Why every payments firm needs a prepper mindset
By Robin Anderson, Head of Product Management at Tribe Payments
In payments, trust is everything. People expect to move money easily, quickly, securely, and without fail. So, when that trust is broken by an outage, a delay, or a data breach, the damage goes far beyond inconvenience. It hits reputation, loyalty, and bottom lines.
That’s why resilience has moved from a technical issue to a board-level priority. With the EU’s Digital Operational Resilience Act (DORA) now in force and the UK’s own regime maturing, payments firms must prove not only that they can recover from disruption, but that they’re ready for it before it happens. This calls for a mindset shift – one that frames resilience as a strategic advantage rooted in preparedness. Let’s call it: payment prepping.
Trust is built in the gaps
Payments are invisible when they work, only hitting the headlines when they fail. And every failure erodes confidence: people can’t pay rent, businesses can’t invoice, donations don’t land. The UK’s Treasury Select Committee reports more than 800 hours of downtime across the nine biggest banks in just two years. And how could we forget the global ripple effect of the 2024 CrowdStrike failure? That outage cost more than $1 billion in disruption and showed just how fragile our complex ecosystems can be.
Trust isn’t built in the everyday; it’s built in the gaps. In moments of crisis, customers notice who stays online, who communicates clearly, and who recovers quickly.
Regulation raising the bar
DORA, which came into effect in January, marks a new regulatory era – one that I hope will encourage a much-needed prepper mindset. It requires EU-based financial entities to implement robust risk management, resilience testing, and oversight of third-party vendors. Firms must document their systems, report incidents swiftly, and maintain service continuity even during severe shocks.
In the UK, the FCA’s operational resilience framework is similarly tough. Before March 2025, firms were required to demonstrate that they had mapped their critical services, set clear “impact tolerances,” and could stay within those thresholds in realistic scenarios.
Both regimes reflect a fundamental shift: regulators expect failure and firms should too. The question is whether they are ready for it.
Dependency is the new risk surface
Today’s payments firms depend on a wide network of external partners: cloud services, software vendors, data centres, and more. These interdependencies extend the firm’s risk surface and regulators are paying close attention. Both DORA and UK rules require firms to identify key vendors, test their resilience, and ensure continuity if those vendors go down.
Regulators now even have the authority to designate certain providers as “critical third parties” subject to direct supervision. The signal is clear: no one is exempt, and resilience must be ecosystem-wide.
Think like a prepper
So, what does ‘payment prepping’ look like in practice?

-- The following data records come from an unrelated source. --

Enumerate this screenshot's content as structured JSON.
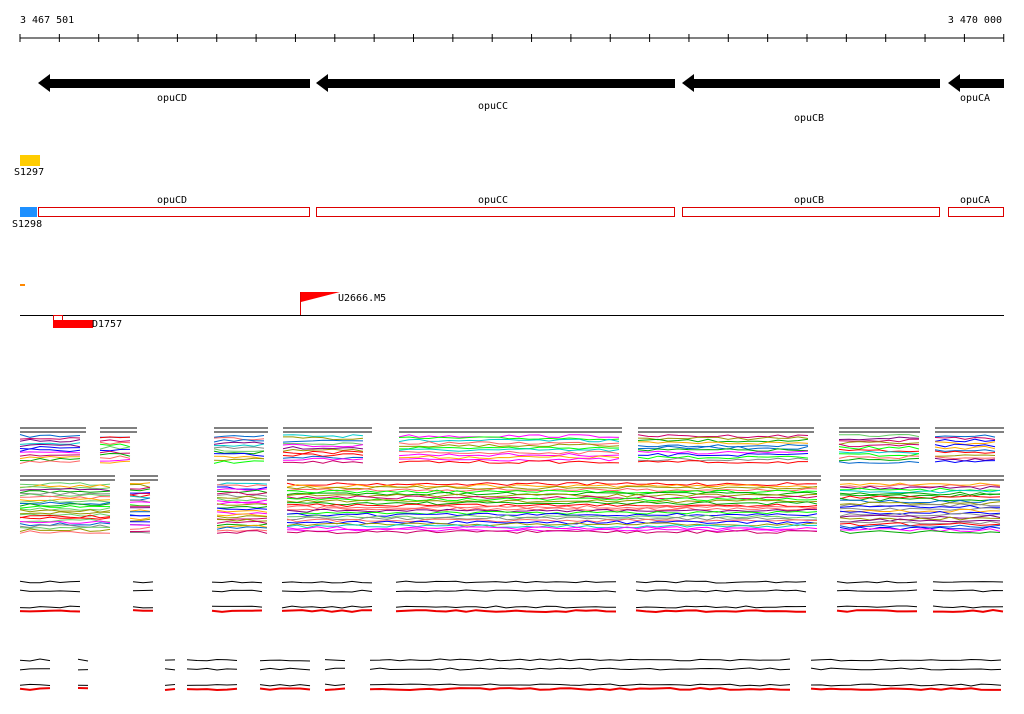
{
  "ruler": {
    "start_label": "3 467 501",
    "end_label": "3 470 000"
  },
  "genes": [
    {
      "label": "opuCD"
    },
    {
      "label": "opuCC"
    },
    {
      "label": "opuCB"
    },
    {
      "label": "opuCA"
    }
  ],
  "tracks": {
    "yellow_label": "S1297",
    "blue_label": "S1298"
  },
  "transcripts": [
    {
      "label": "opuCD"
    },
    {
      "label": "opuCC"
    },
    {
      "label": "opuCB"
    },
    {
      "label": "opuCA"
    }
  ],
  "features": {
    "flag_label": "U2666.M5",
    "bar_label": "D1757"
  }
}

I’m not talking about the caricature, but the strategic planner. They don’t panic. They anticipate. They map out risks, build redundancies, and drill their response before anything goes wrong.
That same mindset belongs in the payments industry. Start with a full audit of dependencies. Understand where vulnerabilities lie. But don’t stop there – stress test the systems, run realistic scenarios, and make sure playbooks are documented and ready to deploy.
Human readiness matters just as much. In the middle of an outage, communication and coordination are everything. A backup system is only useful if your team knows how to activate it under pressure.
Resilience as a competitive edge
Some still view resilience as a regulatory chore. But the most forward-looking firms see it another way… in a sector where trust is hard-earned and easily lost, resilience is a true differentiator. It signals stability, builds confidence, and attracts partners who value security and uptime.
As regulators turn up the heat, the winners will be those who go beyond compliance. Payment prepping isn’t about doomsday planning – it’s about being ready, fast, and reliable when it matters most.
The payments industry is being reshaped by trust and tested by disruption. DORA and the UK’s frameworks are setting new expectations. But it’s the firms who embed preparedness into their culture – who modernise, map, and rehearse – that will lead the pack.
In an always-on economy, outages are inevitable. Trust, however, doesn’t have to be a casualty. With the right mindset, resilience can become your firm’s strongest currency.